Jill Soloway’s often delightful, and more than occasionally discomfiting, sex dramedy Afternoon Delight was the choice for film club last week. It raises a number of thought-provoking questions regarding sexuality, religion, and the existential crisis of unrealized potential. In doing so, the film does tend to gloss over or leave unresolved lingering questions regarding gender relations and roles and the potential minefield of female friendship. The movie is worth a watch if, for no other reason, a standout performance by Kathryn Hahn as Rachel, our protagonist.

First things first. This is not a movie review. You ostensibly know where to go to find those. I’m not going to recap the movie ad nauseum. If you want context, go see the film and support indie cinema or go and read a synopsis or something. This also means that I’m not going to refrain from giving away plot points. There will be no spoiler warnings.

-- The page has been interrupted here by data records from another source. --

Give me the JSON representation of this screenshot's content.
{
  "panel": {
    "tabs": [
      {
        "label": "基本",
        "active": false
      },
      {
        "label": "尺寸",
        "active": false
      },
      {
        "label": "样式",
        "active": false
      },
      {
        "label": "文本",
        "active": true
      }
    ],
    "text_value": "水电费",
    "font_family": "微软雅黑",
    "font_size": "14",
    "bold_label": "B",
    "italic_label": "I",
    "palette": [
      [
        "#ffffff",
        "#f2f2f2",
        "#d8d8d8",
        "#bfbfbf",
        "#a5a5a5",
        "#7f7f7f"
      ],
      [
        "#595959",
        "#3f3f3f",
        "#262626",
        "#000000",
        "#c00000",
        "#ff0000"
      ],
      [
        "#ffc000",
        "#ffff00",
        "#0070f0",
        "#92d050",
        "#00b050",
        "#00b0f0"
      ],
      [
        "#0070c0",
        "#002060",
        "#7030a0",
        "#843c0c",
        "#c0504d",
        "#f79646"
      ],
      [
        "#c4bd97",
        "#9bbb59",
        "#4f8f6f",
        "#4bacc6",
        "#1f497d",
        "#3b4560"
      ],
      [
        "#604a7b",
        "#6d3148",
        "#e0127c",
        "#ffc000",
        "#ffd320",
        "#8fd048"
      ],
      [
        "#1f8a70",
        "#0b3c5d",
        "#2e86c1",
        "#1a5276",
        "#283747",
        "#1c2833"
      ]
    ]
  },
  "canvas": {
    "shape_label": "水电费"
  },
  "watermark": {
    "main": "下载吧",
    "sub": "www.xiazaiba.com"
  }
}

Kathryn Hahn is a revelation. Largely unfamiliar with her prior work, I could not have been more impressed by her smart, subtle, sexy turn as Rachel. Jill Soloway’s deft directorial touch is similarly apparent, and in her debut she demonstrates a command of the nuances of relationships. She plays the role of a bored housewife of above-average intelligence with a reticent ferocity, longing to break out of her rut and explore her yet unfilled potential without quite knowing how to do so.

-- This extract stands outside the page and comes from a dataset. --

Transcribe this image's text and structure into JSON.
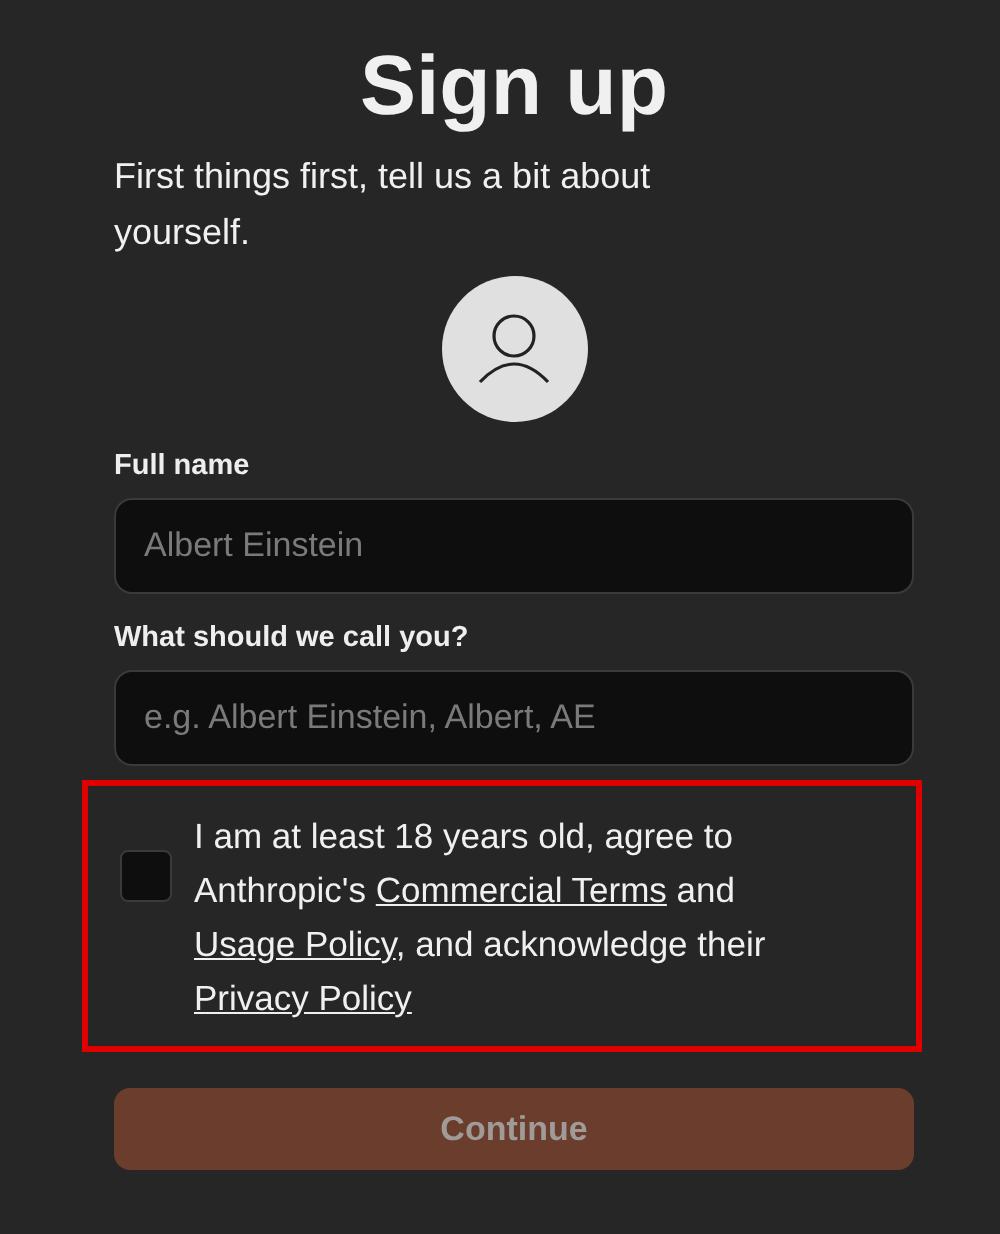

That’s not to say that this is a film without its flaws. The climax, denouement, and conclusion seem rushed, perhaps a little implausible, but the strong performances by Hahn and Josh Radnor save the ending from its more saccharine notes. They bring a raw, at turns brittle, intricacy to the complicated love between Rachel and Jeff.

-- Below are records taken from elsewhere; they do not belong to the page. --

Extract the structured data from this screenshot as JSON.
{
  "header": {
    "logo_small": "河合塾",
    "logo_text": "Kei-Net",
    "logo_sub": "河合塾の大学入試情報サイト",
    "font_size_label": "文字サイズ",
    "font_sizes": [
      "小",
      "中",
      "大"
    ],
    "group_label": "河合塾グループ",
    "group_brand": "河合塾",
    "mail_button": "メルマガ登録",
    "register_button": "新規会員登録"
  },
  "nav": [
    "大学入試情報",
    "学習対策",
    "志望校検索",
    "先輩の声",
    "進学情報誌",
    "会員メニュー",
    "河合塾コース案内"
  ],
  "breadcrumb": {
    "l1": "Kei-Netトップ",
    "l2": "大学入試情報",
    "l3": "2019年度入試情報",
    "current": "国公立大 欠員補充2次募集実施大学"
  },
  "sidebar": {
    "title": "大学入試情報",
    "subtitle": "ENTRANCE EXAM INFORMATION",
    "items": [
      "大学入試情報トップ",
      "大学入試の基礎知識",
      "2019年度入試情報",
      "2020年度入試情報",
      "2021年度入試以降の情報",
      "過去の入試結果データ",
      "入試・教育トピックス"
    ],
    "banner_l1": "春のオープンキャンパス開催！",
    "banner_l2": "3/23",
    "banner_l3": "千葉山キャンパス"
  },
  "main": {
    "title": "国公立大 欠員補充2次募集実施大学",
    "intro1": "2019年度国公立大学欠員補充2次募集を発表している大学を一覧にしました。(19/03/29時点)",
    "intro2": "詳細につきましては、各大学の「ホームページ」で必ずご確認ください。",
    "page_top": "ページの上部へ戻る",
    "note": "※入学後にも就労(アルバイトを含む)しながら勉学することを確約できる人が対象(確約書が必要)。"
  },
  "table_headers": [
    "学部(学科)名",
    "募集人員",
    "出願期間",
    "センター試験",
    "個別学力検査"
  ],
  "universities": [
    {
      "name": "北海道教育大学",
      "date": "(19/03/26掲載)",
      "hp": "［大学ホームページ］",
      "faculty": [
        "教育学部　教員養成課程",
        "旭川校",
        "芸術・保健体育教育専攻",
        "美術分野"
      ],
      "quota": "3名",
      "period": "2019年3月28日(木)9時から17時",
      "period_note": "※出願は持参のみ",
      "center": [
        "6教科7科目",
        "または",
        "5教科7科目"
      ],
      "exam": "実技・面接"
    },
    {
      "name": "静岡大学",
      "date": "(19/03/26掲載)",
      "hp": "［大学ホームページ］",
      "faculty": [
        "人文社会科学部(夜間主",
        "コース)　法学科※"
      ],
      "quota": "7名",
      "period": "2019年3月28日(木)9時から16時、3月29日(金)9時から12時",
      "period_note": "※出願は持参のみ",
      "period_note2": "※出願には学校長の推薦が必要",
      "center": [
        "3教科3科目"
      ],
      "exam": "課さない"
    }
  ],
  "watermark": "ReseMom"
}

The portrayal of the bonds between women is also a bit troubling, but I am in no way qualified to comment on the lives or friendships of upper-middle class Jewish women in California. This collection of women seems at best to be “frenemies”, thrown together in most cases by circumstance rather than real affection – they’re all stay-at-home mothers who belong to the same Jewish Community Center.

I’m not certain if this movie is going to gain much traction, if for nothing else a lack of commonality with many of the characters. I admittedly don’t know much about stay-at-home Jewish mothers, and I’m fairly certain the liberal politics and relaxed sexual mores of the movie likely won’t play in the flyover states. All that said, this is still a powerful little movie that will ring true with those people who tilt against the windmills of potential.